Beyond the family connection, Inoa says she was attracted to medicine because “I always felt that I lived in a country where I needed to give back to the community, and I felt that medicine would be a very good way of doing that.”
When she began studying medicine, “I learned about neuroanatomy, and I was fascinated by it. I really think the brain is the coolest organ in the body,” she says. “In 2025, we still do not understand really well how it works. We’re still investigating how we can understand and heal the brain. So when I learned about it, I was blown away.”
And that’s not all she discovered in medical school. That’s where she met her husband, Dr. Andres Ramos, now a child and adolescent psychiatrist. “We met when we were 21,” she says, “and I think that helps, growing together and having a good understanding of each other’s passion and where we are headed in life.”
They have two daughters together, Sofia and Emma. “They’re very active. They’re very different. One of them looks exactly like my husband, and the other one looks exactly like me. It’s super cute!”

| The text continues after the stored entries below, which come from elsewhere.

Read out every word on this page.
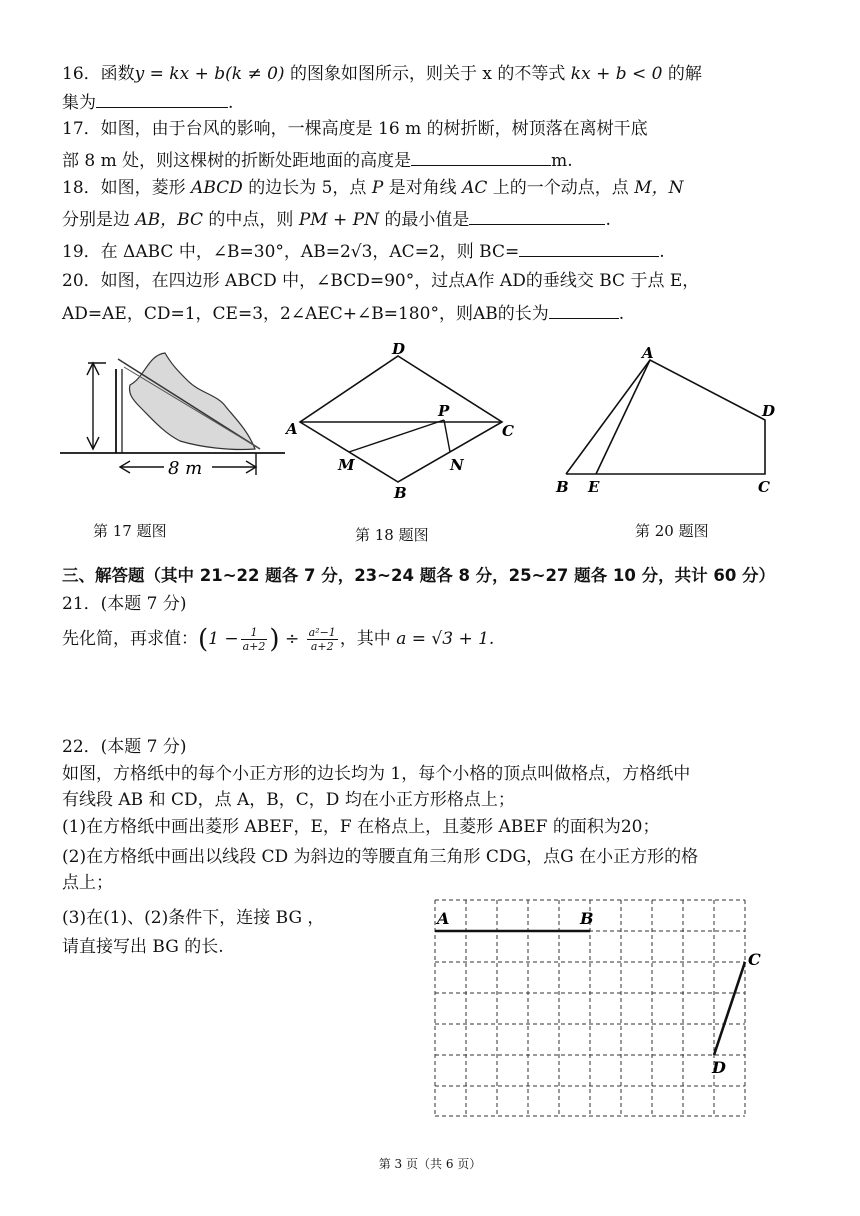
16．函数y = kx + b(k ≠ 0) 的图象如图所示，则关于 x 的不等式 kx + b < 0 的解
集为	.
17．如图，由于台风的影响，一棵高度是 16 m 的树折断，树顶落在离树干底
部 8 m 处，则这棵树的折断处距地面的高度是	m.
18．如图，菱形 ABCD 的边长为 5，点 P 是对角线 AC 上的一个动点，点 M，N
分别是边 AB，BC 的中点，则 PM + PN 的最小值是	.
19．在 ΔABC 中，∠B=30°，AB=2√3，AC=2，则 BC=	.
20．如图，在四边形 ABCD 中，∠BCD=90°，过点A作 AD的垂线交 BC 于点 E，
AD=AE，CD=1，CE=3，2∠AEC+∠B=180°，则AB的长为	.
8 m
第 17 题图
D
A
P
C
M	N
B
第 18 题图
A
D
B E	C
第 20 题图
三、解答题（其中 21~22 题各 7 分，23~24 题各 8 分，25~27 题各 10 分，共计 60 分）
21．(本题 7 分)
先化简，再求值：($1 - \frac{1}{a+2}$ ) ÷ $\frac{\text{a²−1}}{a+2}$ ，其中 a = √3 + 1.
22．(本题 7 分)
如图，方格纸中的每个小正方形的边长均为 1，每个小格的顶点叫做格点，方格纸中
有线段 AB 和 CD，点 A，B，C，D 均在小正方形格点上；
(1)在方格纸中画出菱形 ABEF，E，F 在格点上，且菱形 ABEF 的面积为20；
(2)在方格纸中画出以线段 CD 为斜边的等腰直角三角形 CDG，点G 在小正方形的格
点上；
(3)在(1)、(2)条件下，连接 BG ，
请直接写出 BG 的长.
A	B
C
D
第 3 页（共 6 页）
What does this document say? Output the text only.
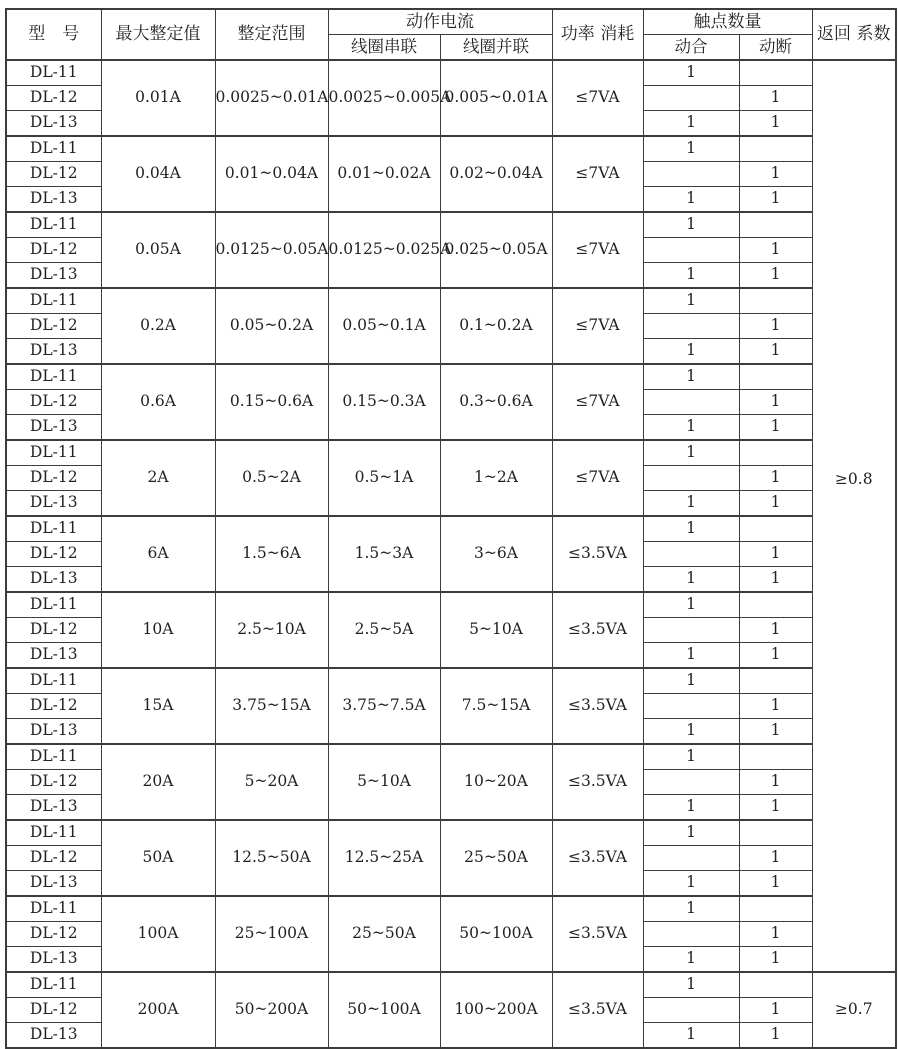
型　号	最大整定值	整定范围	动作电流		功率 消耗	触点数量		返回 系数
			线圈串联	线圈并联		动合	动断	
DL-11	0.01A	0.0025~0.01A	0.0025~0.005A	0.005~0.01A	≤7VA	1		≥0.8
DL-12							1	
DL-13						1	1	
DL-11	0.04A	0.01~0.04A	0.01~0.02A	0.02~0.04A	≤7VA	1		
DL-12							1	
DL-13						1	1	
DL-11	0.05A	0.0125~0.05A	0.0125~0.025A	0.025~0.05A	≤7VA	1		
DL-12							1	
DL-13						1	1	
DL-11	0.2A	0.05~0.2A	0.05~0.1A	0.1~0.2A	≤7VA	1		
DL-12							1	
DL-13						1	1	
DL-11	0.6A	0.15~0.6A	0.15~0.3A	0.3~0.6A	≤7VA	1		
DL-12							1	
DL-13						1	1	
DL-11	2A	0.5~2A	0.5~1A	1~2A	≤7VA	1		
DL-12							1	
DL-13						1	1	
DL-11	6A	1.5~6A	1.5~3A	3~6A	≤3.5VA	1		
DL-12							1	
DL-13						1	1	
DL-11	10A	2.5~10A	2.5~5A	5~10A	≤3.5VA	1		
DL-12							1	
DL-13						1	1	
DL-11	15A	3.75~15A	3.75~7.5A	7.5~15A	≤3.5VA	1		
DL-12							1	
DL-13						1	1	
DL-11	20A	5~20A	5~10A	10~20A	≤3.5VA	1		
DL-12							1	
DL-13						1	1	
DL-11	50A	12.5~50A	12.5~25A	25~50A	≤3.5VA	1		
DL-12							1	
DL-13						1	1	
DL-11	100A	25~100A	25~50A	50~100A	≤3.5VA	1		
DL-12							1	
DL-13						1	1	
DL-11	200A	50~200A	50~100A	100~200A	≤3.5VA	1		≥0.7
DL-12							1	
DL-13						1	1	
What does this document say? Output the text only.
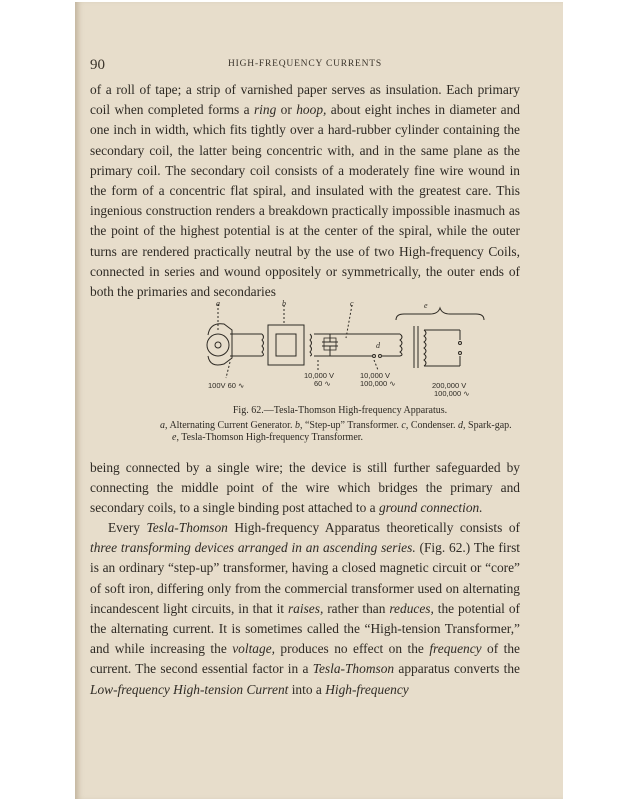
90	HIGH-FREQUENCY CURRENTS

of a roll of tape; a strip of varnished paper serves as insulation. Each primary coil when completed forms a ring or hoop, about eight inches in diameter and one inch in width, which fits tightly over a hard-rubber cylinder containing the secondary coil, the latter being concentric with, and in the same plane as the primary coil. The secondary coil consists of a moderately fine wire wound in the form of a concentric flat spiral, and insulated with the greatest care. This ingenious construction renders a breakdown practically impossible inasmuch as the point of the highest potential is at the center of the spiral, while the outer turns are rendered practically neutral by the use of two High-frequency Coils, connected in series and wound oppositely or symmetrically, the outer ends of both the primaries and secondaries

a	b	c
d
e
100V 60 ∿
10,000 V
60 ∿
10,000 V
100,000 ∿	200,000 V
100,000 ∿

Fig. 62.—Tesla-Thomson High-frequency Apparatus.

a, Alternating Current Generator. b, “Step-up” Transformer. c, Condenser. d, Spark-gap. e, Tesla-Thomson High-frequency Transformer.

being connected by a single wire; the device is still further safeguarded by connecting the middle point of the wire which bridges the primary and secondary coils, to a single binding post attached to a ground connection.

Every Tesla-Thomson High-frequency Apparatus theoretically consists of three transforming devices arranged in an ascending series. (Fig. 62.) The first is an ordinary “step-up” transformer, having a closed magnetic circuit or “core” of soft iron, differing only from the commercial transformer used on alternating incandescent light circuits, in that it raises, rather than reduces, the potential of the alternating current. It is sometimes called the “High-tension Transformer,” and while increasing the voltage, produces no effect on the frequency of the current. The second essential factor in a Tesla-Thomson apparatus converts the Low-frequency High-tension Current into a High-frequency
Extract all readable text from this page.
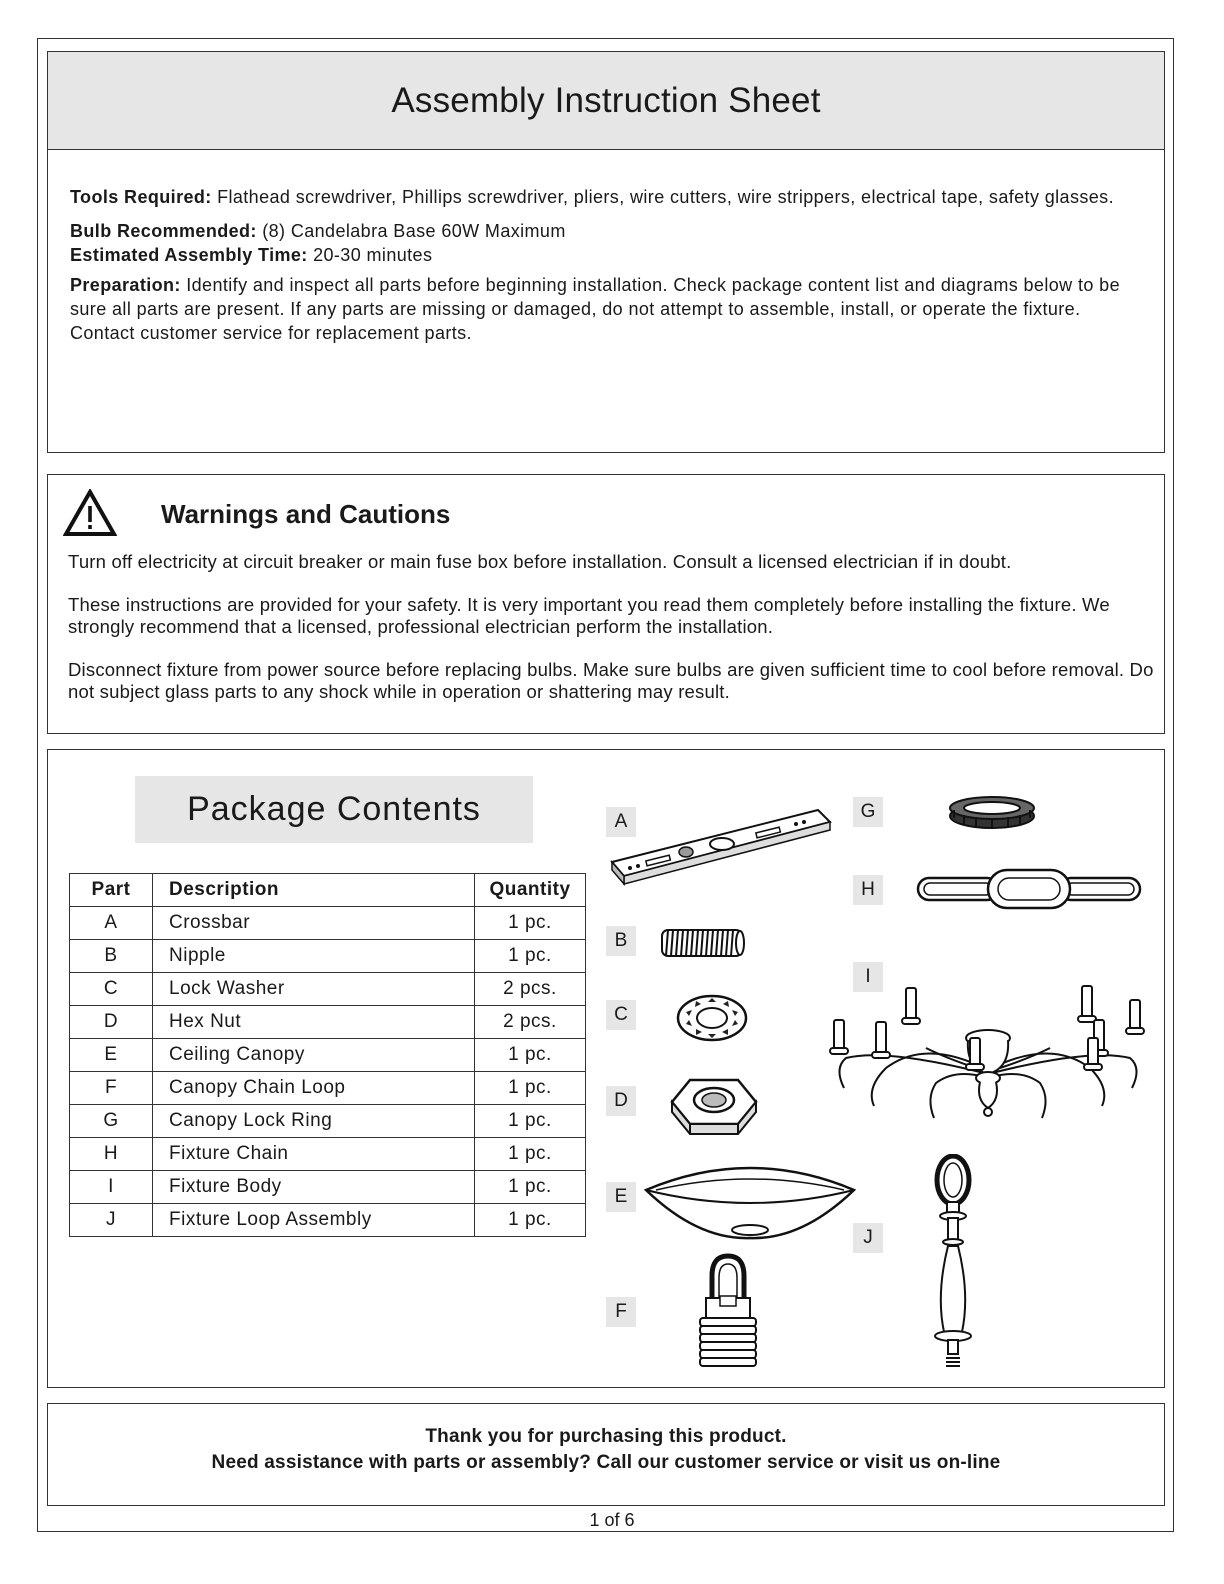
Assembly Instruction Sheet

Tools Required: Flathead screwdriver, Phillips screwdriver, pliers, wire cutters, wire strippers, electrical tape, safety glasses.

Bulb Recommended: (8) Candelabra Base 60W Maximum

Estimated Assembly Time: 20-30 minutes

Preparation: Identify and inspect all parts before beginning installation. Check package content list and diagrams below to be sure all parts are present. If any parts are missing or damaged, do not attempt to assemble, install, or operate the fixture. Contact customer service for replacement parts.

Warnings and Cautions

Turn off electricity at circuit breaker or main fuse box before installation. Consult a licensed electrician if in doubt.

These instructions are provided for your safety. It is very important you read them completely before installing the fixture. We strongly recommend that a licensed, professional electrician perform the installation.

Disconnect fixture from power source before replacing bulbs. Make sure bulbs are given sufficient time to cool before removal. Do not subject glass parts to any shock while in operation or shattering may result.

Package Contents
Part	Description	Quantity
A	Crossbar	1 pc.
B	Nipple	1 pc.
C	Lock Washer	2 pcs.
D	Hex Nut	2 pcs.
E	Ceiling Canopy	1 pc.
F	Canopy Chain Loop	1 pc.
G	Canopy Lock Ring	1 pc.
H	Fixture Chain	1 pc.
I	Fixture Body	1 pc.
J	Fixture Loop Assembly	1 pc.
A
B
C
D
E
F
G
H
I
J

Thank you for purchasing this product.

Need assistance with parts or assembly? Call our customer service or visit us on-line

1 of 6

“We live in an area where strokes have higher rates of disability and death. We have younger patients having more strokes than anywhere else in the United States.” — Dr. Violiza Inoa
Does she think her daughters will follow their parents into the medical field? “I would not be surprised, because first of all, they see what I do,” she says. “It’s important that we encourage women interested in medicine to follow that path. Some women think that medicine is not a compatible career with a family, and I want them to look at people like me and other physicians that have a family and a life outside of medicine, who feel very passionate about their careers. We’re doing research and we are in positions of leadership.”
Inoa is currently an associate professor of neurology and neurosurgery at the University of Tennessee Health Science Center in addition to her practice at Semmes Murphey. She says her work in advanced, early intervention for stroke patients is especially important in the Mid-South, an area which has been called the “stroke belt.”
“We live in an area where strokes have higher rates of disability and death,” she says. “We have younger patients having more strokes than anywhere else in the United States,” she says.
After years of success in the United States, she never forgot her original goal of giving back to the community she came from. “How can you connect to your origins? I struggled with that for a little bit, and then I found an opportunity by enhancing education in stroke care in the Caribbean and in my country.”
Since 2019, Inoa has been working to educate doctors that practice neuro intervention. “We started in the Caribbean, expanded to Latin America, and now we’re essentially global. I’m leading efforts under the World Stroke Organization to teach doctors to do stroke thrombectomy — stroke surgery from inside the vessels.”
This work has been extremely rewarding, she says, “but I’m not going to lie to you. I started medicine, followed the path, and then had some difficulty looping around before finding my way back to what I really wanted to do.”